Olli Banjo: Der Text von Eißfeldt ist halt ein absoluter Knaller. Auf Kommando fällt mir jetzt aber nichts ein. Sehr krass war schon die professionelle Einstellung von Xavier Naidoo, aber der Track mit ihm wird ebenfalls nicht auf „Sparring“ kommen, sondern auf mein zweites Soloalbum. Der Typ ist ein absoluter Vollprofi. Der braucht sich auch nicht warm singen, sondern kommt ins Studio, geht in die Kabine, singt das Ding ein und fertig. Dann ist Savas natürlich einer meiner Lieblingsrapper aus Deutschland. Mit Sido ist die Zusammenarbeit auch immer cool, weil der sich nicht so den Kopf um alles mögliche macht, sondern einfach nur versucht, ein lustiges Ding zu schreiben. Außerdem fand ich es sehr schön, einen richtigen Track mit meinen Homies Leetow und DJ Flow zu machen. Leetow ist mein Backup-MC.
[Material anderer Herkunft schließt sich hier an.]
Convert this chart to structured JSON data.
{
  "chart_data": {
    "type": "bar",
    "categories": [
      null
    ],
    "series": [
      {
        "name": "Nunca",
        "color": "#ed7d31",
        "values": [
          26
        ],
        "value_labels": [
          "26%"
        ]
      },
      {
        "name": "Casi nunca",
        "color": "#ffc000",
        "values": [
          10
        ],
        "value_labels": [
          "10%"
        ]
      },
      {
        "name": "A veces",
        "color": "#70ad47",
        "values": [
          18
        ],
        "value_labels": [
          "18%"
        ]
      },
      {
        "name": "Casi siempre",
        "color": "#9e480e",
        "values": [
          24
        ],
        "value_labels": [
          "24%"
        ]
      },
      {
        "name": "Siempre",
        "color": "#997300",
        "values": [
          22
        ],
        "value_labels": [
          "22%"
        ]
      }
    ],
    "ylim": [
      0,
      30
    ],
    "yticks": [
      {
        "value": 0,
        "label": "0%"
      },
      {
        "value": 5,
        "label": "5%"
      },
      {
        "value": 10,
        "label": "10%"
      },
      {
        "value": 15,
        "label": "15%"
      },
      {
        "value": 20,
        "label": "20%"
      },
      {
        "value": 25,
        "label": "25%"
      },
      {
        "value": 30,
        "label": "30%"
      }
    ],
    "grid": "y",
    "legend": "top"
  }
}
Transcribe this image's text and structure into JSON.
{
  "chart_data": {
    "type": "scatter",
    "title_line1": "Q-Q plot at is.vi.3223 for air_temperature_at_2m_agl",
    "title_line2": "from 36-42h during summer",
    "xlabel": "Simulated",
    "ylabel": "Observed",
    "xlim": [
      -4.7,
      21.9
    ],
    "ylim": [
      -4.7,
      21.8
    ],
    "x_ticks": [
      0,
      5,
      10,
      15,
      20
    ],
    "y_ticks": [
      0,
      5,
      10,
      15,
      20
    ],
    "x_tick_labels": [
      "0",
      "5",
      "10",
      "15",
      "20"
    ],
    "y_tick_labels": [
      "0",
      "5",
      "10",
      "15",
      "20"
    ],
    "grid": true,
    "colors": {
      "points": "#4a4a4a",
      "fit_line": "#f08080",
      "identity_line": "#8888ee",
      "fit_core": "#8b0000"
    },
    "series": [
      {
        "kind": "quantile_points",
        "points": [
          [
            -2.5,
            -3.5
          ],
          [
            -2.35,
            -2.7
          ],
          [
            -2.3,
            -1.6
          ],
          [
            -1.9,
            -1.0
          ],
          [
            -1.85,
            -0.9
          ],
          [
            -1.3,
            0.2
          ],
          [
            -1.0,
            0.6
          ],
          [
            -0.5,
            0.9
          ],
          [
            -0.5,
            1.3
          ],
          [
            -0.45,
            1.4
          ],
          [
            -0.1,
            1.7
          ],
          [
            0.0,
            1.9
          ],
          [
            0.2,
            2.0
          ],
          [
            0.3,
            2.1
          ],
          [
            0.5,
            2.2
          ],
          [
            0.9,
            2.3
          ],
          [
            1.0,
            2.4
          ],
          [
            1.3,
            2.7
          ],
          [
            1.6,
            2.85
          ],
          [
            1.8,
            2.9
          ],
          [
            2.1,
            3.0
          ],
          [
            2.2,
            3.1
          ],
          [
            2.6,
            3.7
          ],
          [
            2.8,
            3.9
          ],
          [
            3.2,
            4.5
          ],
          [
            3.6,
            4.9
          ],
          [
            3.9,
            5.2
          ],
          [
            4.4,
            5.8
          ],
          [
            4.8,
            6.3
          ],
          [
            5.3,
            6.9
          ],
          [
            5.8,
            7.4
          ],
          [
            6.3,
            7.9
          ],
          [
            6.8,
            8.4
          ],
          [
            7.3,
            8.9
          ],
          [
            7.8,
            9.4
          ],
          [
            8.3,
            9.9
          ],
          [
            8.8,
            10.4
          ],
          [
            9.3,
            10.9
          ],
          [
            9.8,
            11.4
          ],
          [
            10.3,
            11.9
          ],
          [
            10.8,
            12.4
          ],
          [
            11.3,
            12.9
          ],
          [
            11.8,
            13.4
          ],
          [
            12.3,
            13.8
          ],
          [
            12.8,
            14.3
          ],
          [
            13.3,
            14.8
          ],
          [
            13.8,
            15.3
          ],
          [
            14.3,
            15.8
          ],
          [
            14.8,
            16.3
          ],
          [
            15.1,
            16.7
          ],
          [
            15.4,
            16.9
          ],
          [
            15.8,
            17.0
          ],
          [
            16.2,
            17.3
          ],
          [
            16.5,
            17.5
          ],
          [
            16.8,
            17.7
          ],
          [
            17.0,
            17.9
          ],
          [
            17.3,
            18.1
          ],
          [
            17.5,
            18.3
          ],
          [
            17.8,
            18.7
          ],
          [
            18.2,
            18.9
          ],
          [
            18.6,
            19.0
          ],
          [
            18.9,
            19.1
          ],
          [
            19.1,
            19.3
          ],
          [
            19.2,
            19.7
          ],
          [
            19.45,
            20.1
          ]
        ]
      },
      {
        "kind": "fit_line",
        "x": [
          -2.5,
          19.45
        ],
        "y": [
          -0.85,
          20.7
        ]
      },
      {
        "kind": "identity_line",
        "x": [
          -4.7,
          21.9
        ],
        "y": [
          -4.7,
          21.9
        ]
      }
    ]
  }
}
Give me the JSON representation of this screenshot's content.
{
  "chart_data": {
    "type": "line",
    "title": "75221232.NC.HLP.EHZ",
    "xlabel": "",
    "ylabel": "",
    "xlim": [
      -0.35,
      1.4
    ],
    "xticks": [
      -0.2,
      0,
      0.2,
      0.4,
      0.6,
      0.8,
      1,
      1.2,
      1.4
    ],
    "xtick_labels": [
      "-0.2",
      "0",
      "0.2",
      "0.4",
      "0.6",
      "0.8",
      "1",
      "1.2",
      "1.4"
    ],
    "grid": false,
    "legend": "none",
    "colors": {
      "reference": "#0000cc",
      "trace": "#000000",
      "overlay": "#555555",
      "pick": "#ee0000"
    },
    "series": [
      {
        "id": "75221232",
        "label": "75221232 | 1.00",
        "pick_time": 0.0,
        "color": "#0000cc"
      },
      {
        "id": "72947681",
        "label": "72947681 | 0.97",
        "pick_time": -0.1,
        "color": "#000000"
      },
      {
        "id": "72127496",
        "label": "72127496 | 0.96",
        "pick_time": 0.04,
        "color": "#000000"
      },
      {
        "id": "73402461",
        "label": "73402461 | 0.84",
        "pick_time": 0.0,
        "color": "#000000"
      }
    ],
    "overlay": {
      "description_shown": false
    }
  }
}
Bumbanet: Sido hat ja auch einen großen Teil seines Albums „Maske“ bei euch in den Headrush-Studios aufgenommen. Wie siehst du diese ganze Aggro Berlin-Geschichte?
Olli Banjo: Ich finde es unfassbar krass, was Aggro an den Start gebracht hat. Unabhängig von der Musik ist es einfach businessmäßig sehr heftig, was die sich aufgebaut haben, und das mit den geringen Mitteln, die auch jedem anderen Independent-Label zur Verfügung stehen. Die leben natürlich von ihrem krassen Image. Das polarisiert sehr stark, liegt ja auf der Hand. Die Medien differenzieren da aber nicht genug, was man von ihnen auch nicht unbedingt verlangen kann, mit Ausnahme der Juice meinetwegen. Aggro Berlin ist ja nicht ein einziger Brei. Sido macht zum Beispiel etwas ganz anderes als Bushido. [der inzwischen nicht mehr bei Aggro Berlin ist, Anm.d.Verf.]